Integral analysis based diagnostics of turbulence model errors in skin friction

Abstract

Error diagnostics for turbulence models have traditionally focused on engineering quantities of interest, such as the skin-friction coefficient, $C_f$, most often by comparing the predicted $C_f$ against reference data. In wall-bounded turbulent boundary layers, however, $C_f$ results from several physical mechanisms -- viscous effects, turbulence, pressure gradients, and mean-flow development -- whose relative importance depends on the flow conditions. Modeling errors in these mechanisms vary across turbulence closures, and identifying them offers valuable physical insight for model evaluation and improvement. We propose a diagnostics framework that systematically isolates and quantifies such errors using the angular momentum integral (AMI) formulation. The method is applied to five transport-type Reynolds-averaged Navier-Stokes (RANS) models in two test cases: a canonical zero-pressure-gradient flat-plate boundary layer and flow over a three-dimensional hill. For the flat-plate case, comparison with direct numerical simulation (DNS) data shows that all models reproduce $C_f$ reasonably well, but often through strong error cancellation, particularly between the turbulent torque and mean-flux contributions; individual terms can deviate by more than 20% of $C_f$. For the hill case, where wall-resolved large-eddy simulation (WRLES) is used as the reference, errors are significantly larger.
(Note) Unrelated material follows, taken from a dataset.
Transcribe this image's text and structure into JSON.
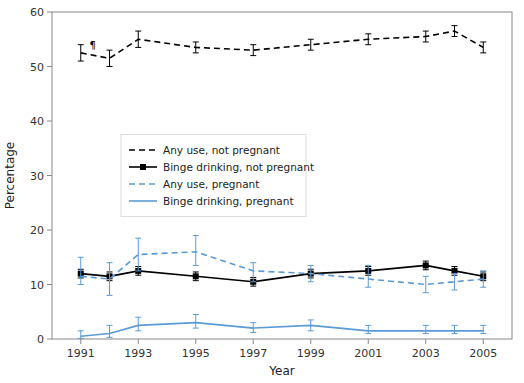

The dominant erroneous contribution differs by model and may exceed several times the local $C_f$, depending on streamwise position. In separated-flow regions, the error cancellation that was observed in the flat-plate case largely disappears for the hill case, and the leading source of error shifts between mechanisms. These results highlight the value of mechanism-resolved diagnostics and provide guidance for targeted turbulence-model improvements.

Figures (18)

• Figure 1: BeVERLI hill geometry. Here, $H$ and $w$ denote the hill height and width respectively, with aspect ratio $w/H = 5$. Further details can be found in gargiulo2020examinationgargiulo2023strategies.
• Figure 2: Computational domain and boundary conditions shown in: (a) spanwise plane ($z/H=0$), (b) streamwise plane ($x/H=0$), and (c) wall-normal plane ($y/H=0$).
• Figure 3: Mean velocity profiles at the inlet and several $x$ locations upstream of the hill. The log-law reference is $U^+ = (1/0.4)\,\log(y^+)+5.1$.
• Figure 4: Computational grid near the hill front: (a) distribution in the spanwise plane $z/H=0$; (b) close-up view of the marked region.
• Figure 5: Grid resolution assessment from the spanwise mid-plane $z/H = 0$: (a) Instantaneous turbulent-to-molecular viscosity ratio ($\nu_t/\nu$), and (b) representative grid spacing to Kolmogorov length scale ratio ($\Delta/\eta$) at various streamwise locations.